Remote Interviewing: A Detailed Guide for Hiring Managers

According to a recent report from Buffer, 97.6% of workers said they want to work remotely, at least some of the time, for the rest of their career.

Though many companies continue to shift back from fully remote to hybrid work models, the hiring process can still involve a lot of remote work. But before you onboard remote employees and eventually manage them, you need to master remote hiring as well as remote interviewing.

In this post, you’ll learn the benefits of remote hiring and interviewing, how to refine your remote hiring and remote interview processes, and most importantly, how to make the best hires. Let’s dive in!

Differences Between In-Person And Remote Hiring & Interviewing

Let’s face it. Interviewing someone through a screen is not the same as having an in-person conversation. There are many differences between these two methods of communication, and hiring managers should be aware of this when conducting interviews for remote positions.
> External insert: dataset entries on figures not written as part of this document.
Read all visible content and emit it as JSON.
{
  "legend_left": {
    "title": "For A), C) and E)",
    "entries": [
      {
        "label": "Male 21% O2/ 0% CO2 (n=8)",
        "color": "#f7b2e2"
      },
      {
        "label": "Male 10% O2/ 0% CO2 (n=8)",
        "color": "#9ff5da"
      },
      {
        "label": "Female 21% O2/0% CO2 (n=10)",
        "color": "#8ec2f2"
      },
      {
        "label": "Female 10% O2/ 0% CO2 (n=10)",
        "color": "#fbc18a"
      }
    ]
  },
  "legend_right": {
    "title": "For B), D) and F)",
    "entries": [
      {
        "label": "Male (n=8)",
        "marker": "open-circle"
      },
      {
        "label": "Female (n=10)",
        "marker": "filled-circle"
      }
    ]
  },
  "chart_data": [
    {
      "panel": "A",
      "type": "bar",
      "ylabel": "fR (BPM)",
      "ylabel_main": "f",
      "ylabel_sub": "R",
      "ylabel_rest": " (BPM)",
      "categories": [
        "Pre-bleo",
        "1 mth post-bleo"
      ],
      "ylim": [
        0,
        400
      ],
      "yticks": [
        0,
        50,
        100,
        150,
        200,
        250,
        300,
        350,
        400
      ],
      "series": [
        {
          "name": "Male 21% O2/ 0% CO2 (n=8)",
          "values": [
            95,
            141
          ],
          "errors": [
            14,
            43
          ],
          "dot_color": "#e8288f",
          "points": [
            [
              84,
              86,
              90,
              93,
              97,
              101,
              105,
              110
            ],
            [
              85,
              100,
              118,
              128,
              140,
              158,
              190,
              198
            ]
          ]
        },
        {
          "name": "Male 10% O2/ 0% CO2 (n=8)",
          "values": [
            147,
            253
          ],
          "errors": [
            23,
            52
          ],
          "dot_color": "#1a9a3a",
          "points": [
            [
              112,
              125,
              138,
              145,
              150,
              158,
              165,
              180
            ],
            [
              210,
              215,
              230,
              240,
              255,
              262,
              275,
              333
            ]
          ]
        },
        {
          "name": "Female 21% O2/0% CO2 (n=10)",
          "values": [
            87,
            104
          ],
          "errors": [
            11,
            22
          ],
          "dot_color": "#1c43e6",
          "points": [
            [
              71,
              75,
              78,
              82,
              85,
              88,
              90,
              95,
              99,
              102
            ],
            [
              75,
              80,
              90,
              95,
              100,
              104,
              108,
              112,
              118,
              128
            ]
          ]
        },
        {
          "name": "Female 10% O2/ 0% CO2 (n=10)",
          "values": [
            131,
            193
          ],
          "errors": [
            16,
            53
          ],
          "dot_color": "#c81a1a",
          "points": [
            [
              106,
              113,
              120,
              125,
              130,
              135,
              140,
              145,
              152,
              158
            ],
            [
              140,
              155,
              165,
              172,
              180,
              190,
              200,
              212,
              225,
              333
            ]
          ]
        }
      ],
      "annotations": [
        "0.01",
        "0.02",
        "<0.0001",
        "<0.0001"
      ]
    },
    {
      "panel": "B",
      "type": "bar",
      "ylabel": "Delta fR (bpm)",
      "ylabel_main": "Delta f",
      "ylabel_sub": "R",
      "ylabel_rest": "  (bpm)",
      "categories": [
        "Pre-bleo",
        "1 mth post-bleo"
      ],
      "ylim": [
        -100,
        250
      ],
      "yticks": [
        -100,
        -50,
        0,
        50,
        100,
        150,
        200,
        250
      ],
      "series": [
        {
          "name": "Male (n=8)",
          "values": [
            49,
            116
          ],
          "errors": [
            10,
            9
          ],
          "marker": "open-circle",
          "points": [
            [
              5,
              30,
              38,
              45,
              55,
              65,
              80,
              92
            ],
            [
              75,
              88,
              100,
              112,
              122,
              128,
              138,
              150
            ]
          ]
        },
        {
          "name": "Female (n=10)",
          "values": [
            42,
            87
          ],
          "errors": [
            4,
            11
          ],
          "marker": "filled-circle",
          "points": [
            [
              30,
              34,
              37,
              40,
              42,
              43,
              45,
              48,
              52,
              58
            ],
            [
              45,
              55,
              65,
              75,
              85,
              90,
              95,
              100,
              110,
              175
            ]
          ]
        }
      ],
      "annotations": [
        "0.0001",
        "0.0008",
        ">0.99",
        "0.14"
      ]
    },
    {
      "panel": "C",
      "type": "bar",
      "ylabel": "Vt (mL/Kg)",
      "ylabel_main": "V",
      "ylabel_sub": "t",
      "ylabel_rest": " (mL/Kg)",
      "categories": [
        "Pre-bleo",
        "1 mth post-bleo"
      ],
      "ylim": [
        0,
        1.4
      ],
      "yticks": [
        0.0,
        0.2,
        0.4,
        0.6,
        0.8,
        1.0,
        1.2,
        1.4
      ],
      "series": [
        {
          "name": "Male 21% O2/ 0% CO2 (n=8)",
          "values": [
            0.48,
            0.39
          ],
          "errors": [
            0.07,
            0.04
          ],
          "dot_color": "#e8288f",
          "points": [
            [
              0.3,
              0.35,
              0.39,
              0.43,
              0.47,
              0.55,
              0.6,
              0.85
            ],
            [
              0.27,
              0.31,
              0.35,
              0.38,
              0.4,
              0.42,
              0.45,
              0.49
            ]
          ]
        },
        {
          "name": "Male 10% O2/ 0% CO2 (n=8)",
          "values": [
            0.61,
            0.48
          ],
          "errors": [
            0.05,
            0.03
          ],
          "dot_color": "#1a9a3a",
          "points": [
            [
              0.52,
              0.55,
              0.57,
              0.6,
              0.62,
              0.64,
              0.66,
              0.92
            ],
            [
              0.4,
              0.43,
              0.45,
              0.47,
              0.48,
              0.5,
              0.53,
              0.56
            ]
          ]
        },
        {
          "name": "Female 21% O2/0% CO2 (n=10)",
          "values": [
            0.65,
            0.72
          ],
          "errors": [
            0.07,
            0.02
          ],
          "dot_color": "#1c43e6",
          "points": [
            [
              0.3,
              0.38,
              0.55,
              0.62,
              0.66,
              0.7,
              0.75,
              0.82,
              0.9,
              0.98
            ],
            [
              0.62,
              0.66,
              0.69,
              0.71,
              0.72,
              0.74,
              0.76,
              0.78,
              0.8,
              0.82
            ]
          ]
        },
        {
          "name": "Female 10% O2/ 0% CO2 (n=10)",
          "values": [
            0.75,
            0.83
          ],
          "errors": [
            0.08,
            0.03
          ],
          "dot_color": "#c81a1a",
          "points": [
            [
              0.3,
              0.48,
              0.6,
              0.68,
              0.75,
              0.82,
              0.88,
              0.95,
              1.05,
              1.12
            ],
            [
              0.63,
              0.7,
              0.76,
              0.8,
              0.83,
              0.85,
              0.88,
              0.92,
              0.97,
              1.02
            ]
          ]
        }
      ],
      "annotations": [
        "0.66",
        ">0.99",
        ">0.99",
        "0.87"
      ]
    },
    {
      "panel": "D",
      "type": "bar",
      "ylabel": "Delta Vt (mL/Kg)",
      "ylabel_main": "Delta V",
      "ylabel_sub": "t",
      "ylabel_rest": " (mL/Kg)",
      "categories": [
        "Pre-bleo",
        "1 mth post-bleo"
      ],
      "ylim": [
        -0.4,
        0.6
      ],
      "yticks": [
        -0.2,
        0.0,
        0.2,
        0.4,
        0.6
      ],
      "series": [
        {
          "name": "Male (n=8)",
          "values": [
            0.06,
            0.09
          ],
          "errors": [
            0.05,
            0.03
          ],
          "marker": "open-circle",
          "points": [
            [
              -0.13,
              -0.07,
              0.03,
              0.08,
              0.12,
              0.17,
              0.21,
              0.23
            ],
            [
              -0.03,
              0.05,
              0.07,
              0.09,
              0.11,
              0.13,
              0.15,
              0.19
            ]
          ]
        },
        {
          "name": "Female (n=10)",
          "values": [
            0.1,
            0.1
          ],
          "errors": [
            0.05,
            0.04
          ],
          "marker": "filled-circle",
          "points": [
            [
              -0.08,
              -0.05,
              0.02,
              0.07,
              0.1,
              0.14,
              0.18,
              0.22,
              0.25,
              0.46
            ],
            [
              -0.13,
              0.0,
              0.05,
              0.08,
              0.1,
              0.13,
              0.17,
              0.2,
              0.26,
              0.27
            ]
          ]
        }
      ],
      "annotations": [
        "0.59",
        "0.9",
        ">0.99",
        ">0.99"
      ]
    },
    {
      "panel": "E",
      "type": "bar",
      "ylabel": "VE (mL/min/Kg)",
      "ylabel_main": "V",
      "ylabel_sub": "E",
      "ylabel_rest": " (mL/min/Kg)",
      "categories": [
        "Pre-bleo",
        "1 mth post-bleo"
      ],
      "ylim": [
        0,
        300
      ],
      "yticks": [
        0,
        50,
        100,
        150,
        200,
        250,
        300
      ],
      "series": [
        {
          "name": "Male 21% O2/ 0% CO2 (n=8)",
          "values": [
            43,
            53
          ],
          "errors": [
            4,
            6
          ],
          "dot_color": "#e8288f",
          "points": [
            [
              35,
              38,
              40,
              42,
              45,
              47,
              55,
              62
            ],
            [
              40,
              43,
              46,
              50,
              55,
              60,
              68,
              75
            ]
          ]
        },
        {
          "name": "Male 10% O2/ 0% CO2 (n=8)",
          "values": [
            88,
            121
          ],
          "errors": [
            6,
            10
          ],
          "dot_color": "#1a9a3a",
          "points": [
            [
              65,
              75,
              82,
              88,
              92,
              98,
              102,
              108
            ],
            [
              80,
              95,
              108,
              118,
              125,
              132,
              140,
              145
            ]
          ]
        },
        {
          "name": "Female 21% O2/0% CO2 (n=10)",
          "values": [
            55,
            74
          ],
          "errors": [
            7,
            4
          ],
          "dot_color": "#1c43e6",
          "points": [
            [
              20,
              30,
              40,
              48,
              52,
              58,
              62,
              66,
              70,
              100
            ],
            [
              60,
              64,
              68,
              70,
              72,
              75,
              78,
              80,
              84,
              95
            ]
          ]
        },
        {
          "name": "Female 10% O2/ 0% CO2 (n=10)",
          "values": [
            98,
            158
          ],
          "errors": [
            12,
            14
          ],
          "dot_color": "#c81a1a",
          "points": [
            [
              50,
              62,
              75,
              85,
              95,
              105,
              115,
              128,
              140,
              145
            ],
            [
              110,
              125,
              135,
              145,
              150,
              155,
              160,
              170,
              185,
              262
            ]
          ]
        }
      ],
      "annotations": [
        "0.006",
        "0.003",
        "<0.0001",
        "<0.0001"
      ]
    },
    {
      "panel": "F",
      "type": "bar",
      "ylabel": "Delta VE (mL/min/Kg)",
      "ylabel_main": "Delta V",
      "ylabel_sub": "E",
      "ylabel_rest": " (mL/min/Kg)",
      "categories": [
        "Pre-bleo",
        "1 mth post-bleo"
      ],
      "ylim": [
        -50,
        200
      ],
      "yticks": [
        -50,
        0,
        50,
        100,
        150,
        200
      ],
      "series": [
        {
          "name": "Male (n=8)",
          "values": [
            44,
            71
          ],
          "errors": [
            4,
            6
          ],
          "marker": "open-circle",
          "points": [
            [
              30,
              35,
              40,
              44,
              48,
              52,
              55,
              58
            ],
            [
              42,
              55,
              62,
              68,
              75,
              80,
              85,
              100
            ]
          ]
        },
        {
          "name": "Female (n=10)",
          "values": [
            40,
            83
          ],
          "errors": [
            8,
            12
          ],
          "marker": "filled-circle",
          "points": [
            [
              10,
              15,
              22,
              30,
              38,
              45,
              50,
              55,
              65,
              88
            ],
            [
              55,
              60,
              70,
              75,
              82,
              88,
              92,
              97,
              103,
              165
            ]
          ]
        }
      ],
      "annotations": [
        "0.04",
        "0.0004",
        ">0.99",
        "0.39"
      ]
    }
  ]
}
Let’s break down some of these differences so you know what to expect.

Small Talk

A significant difference you’ll notice is small talk at the beginning of the interview. It’s critical that you spend time at the beginning of the interview to gel with your candidate, but this may not come naturally in a remote interview. Make sure you’re taking time to ask about your candidates’ interests and chat about something other than work.

Remember that building rapport is more than just asking about hobbies. It’s about being personable with your potential hires and making a good impression.

Listening Skills

Another significant difference between remote interviews and traditional in-person ones is listening skills. An interviewee cannot rely on someone’s full body language to signal that it’s time to move onto the next question, nor can they lean forward to indicate interest.

A great way to combat this issue is making your candidates feel heard by not interjecting during their responses. Interrupting is one of the quickest ways to foul up a remote interview and prevent your candidate from doing well.

Staying Engaged

You must work extra hard to keep your candidates engaged during a remote interview because applicants may experience distractions that interfere with their ability to focus. This could be in the form of pets, children, a rowdy neighbor, or anything else. Here are some ideas for keeping your interviewee on track:

  • Keep your candidates talking about themselves. Ask more questions than you answer and avoid talking too much about yourself.
  • Focus on building rapport. Don’t just read off a list of questions to your candidate and call it a day. Try to have a real conversation with them instead!
  • Try to keep the interview shorter than an hour. Remote interviews tend to be uncomfortable for both parties if they last too long. You run the risk of losing your candidate’s attention by asking unnecessary questions just to fill time.

These are just a few ways managers can make the best of virtual interviews, but the most important is to recognize that they are inherently different than in-person ones. Employers need to keep these differences in mind when hiring remote employees, and candidates must be prepared for them as well.